On voit ici l'importance de réduire en parallèle le nombre de câbles et le diamètre des câbles en optimisant leur section en fonction de l'effort en traction maximal visé (qui va lui même dépendre de la traînée).
La valeur du coefficient de traînée d'un cylindre infini rigide évolue avec le nombre de Reynolds. Un tableau a été établi par Lienhard.
On peut voir qu'une variation d'un facteur 10 est à attendre en fonction du nombre de Reynolds.

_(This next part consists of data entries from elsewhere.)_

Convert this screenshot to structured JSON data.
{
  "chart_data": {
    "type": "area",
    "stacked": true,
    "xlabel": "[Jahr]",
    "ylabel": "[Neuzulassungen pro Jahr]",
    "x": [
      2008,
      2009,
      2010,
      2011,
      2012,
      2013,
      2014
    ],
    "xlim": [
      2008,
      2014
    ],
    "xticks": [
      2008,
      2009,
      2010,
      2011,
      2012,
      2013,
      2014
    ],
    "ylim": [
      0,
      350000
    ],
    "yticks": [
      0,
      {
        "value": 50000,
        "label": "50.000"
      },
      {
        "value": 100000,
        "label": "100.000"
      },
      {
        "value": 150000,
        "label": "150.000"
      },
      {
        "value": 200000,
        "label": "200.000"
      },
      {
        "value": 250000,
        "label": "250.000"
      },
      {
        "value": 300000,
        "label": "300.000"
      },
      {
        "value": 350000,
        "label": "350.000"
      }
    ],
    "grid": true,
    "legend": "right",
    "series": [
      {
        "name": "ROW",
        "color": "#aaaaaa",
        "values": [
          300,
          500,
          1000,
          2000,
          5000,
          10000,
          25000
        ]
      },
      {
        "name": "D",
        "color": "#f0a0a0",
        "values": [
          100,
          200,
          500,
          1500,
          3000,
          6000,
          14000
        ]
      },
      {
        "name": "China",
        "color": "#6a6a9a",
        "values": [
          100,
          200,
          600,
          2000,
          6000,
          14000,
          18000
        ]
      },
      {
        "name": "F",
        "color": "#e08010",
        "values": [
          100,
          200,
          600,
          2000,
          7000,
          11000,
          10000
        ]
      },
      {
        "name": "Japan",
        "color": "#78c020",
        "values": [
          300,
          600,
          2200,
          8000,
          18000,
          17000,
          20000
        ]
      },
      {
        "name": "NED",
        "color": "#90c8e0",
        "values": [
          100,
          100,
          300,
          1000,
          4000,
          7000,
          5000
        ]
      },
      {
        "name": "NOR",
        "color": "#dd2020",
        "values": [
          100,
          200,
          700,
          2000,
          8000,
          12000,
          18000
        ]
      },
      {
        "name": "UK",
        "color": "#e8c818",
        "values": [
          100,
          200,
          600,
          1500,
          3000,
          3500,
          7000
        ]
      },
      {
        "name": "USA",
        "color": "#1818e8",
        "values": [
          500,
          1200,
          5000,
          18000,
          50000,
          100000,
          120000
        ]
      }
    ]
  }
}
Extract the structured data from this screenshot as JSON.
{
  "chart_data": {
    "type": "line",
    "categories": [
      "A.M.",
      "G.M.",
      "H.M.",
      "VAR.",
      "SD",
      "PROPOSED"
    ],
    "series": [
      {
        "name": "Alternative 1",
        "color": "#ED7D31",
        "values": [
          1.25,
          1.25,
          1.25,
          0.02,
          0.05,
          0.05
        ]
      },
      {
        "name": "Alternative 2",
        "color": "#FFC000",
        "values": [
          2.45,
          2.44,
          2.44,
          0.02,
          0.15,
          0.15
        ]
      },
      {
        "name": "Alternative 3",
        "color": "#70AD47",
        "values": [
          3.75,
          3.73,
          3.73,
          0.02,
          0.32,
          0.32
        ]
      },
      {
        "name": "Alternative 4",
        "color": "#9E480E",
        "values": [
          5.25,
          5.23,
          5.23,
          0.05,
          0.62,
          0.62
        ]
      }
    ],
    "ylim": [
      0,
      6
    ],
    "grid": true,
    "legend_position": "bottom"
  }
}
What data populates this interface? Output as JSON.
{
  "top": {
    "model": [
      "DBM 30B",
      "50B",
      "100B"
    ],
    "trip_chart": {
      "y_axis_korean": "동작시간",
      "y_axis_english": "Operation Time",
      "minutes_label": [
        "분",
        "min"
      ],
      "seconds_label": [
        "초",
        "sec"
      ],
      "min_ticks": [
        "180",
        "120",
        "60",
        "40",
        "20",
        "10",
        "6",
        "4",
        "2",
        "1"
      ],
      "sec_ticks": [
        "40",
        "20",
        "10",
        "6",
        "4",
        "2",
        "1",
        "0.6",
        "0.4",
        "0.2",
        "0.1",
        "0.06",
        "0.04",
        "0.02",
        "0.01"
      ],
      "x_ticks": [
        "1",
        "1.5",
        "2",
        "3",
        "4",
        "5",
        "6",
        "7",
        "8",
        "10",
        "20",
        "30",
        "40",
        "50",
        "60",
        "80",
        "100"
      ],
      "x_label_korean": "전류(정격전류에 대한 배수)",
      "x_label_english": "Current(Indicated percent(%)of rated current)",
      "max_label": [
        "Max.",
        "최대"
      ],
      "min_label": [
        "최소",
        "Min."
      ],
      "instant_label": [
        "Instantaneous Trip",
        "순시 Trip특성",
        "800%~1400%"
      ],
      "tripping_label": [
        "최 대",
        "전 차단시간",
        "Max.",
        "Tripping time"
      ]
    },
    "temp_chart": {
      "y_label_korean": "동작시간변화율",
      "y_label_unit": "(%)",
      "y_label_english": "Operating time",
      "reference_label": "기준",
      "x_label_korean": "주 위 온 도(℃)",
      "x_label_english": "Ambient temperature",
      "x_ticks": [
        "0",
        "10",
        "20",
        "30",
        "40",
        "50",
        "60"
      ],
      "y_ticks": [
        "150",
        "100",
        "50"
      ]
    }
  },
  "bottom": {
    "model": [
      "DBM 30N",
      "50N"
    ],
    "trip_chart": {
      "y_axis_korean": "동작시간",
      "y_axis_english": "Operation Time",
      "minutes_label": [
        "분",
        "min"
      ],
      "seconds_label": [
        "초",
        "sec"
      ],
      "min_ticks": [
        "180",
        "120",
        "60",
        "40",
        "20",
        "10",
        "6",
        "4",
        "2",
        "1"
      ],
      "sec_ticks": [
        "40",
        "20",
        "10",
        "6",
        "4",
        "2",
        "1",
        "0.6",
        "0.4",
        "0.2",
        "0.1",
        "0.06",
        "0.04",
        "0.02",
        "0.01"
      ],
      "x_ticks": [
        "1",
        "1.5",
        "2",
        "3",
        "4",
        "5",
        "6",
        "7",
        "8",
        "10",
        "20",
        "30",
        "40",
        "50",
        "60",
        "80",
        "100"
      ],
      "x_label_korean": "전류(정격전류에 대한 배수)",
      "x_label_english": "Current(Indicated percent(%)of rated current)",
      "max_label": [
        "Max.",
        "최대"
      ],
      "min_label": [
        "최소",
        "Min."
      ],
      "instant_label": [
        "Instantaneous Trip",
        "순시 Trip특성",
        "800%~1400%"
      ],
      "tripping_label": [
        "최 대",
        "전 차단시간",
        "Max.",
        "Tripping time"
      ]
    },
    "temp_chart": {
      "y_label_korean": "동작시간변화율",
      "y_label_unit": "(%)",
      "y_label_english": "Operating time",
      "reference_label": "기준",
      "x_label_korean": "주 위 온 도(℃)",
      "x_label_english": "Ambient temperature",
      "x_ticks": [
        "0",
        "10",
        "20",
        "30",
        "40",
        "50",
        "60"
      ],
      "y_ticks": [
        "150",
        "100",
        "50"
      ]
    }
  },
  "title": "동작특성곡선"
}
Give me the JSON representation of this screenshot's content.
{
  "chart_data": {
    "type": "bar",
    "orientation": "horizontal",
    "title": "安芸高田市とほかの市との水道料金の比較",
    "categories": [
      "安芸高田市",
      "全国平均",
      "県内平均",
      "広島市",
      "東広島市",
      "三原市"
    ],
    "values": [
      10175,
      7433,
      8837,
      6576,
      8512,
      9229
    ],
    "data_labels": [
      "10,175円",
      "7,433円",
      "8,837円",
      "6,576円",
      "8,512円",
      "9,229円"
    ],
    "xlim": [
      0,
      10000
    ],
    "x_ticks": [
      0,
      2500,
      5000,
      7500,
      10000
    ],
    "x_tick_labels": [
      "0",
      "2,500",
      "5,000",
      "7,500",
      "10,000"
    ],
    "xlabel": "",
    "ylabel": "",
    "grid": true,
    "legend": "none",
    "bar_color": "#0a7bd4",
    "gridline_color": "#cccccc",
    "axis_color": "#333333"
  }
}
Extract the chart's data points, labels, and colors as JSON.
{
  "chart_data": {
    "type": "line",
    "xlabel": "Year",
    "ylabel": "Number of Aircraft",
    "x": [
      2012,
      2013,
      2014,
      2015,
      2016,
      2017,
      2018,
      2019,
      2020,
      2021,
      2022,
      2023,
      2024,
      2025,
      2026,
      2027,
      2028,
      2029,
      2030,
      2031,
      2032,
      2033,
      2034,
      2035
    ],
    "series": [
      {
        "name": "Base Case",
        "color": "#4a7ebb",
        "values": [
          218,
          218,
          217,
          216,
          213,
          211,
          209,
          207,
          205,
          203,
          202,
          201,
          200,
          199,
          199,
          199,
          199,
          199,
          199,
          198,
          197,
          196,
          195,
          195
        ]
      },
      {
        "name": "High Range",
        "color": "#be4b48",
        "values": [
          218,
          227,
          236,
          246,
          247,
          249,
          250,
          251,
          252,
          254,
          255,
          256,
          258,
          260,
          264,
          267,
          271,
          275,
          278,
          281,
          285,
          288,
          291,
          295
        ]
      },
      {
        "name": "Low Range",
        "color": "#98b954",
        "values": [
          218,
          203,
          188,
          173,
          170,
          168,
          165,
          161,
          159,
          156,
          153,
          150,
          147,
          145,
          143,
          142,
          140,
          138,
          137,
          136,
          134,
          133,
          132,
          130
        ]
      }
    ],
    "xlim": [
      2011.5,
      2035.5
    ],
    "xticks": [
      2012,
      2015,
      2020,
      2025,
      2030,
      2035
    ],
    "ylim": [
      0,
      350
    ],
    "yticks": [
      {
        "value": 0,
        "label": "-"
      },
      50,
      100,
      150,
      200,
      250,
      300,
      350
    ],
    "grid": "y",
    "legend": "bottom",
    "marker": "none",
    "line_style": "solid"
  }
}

Si l'on vise des vitesse de 1 à 30m/s et des diamètres de 0.1 à 10mm, on obtient un nombre de Reynolds entre 100 et 300 000 (3e5 au delà de la crise de traînée). On peut donc s'attendre à un coefficient de traînée entre 0.2 et 1.4 si le câble est immergé et considéré comme rigide.
On peut noter qu'au passage de la crise de traînée, une multiplication du diamètre par 2 pourrait conduire à une division du coefficient de traînée par 5. On pourrait donc réduire la traînée en augmentant le diamètre ! Cela semble cependant difficilement utilisable en pratique.
Plusieurs phénomènes modifient cependant la traînée :
- dissipation d'énergie par la vibration du câble flexible (strumming),
- ventilation : de l'air s'introduit dans la dépression créé par le sillage du câble,
- vague d'étrave et sillage de surface.
L’occurrence de la cavitation est peu probable dans notre cas, le câble traversant la surface de l'eau, il va d'abord ventiler.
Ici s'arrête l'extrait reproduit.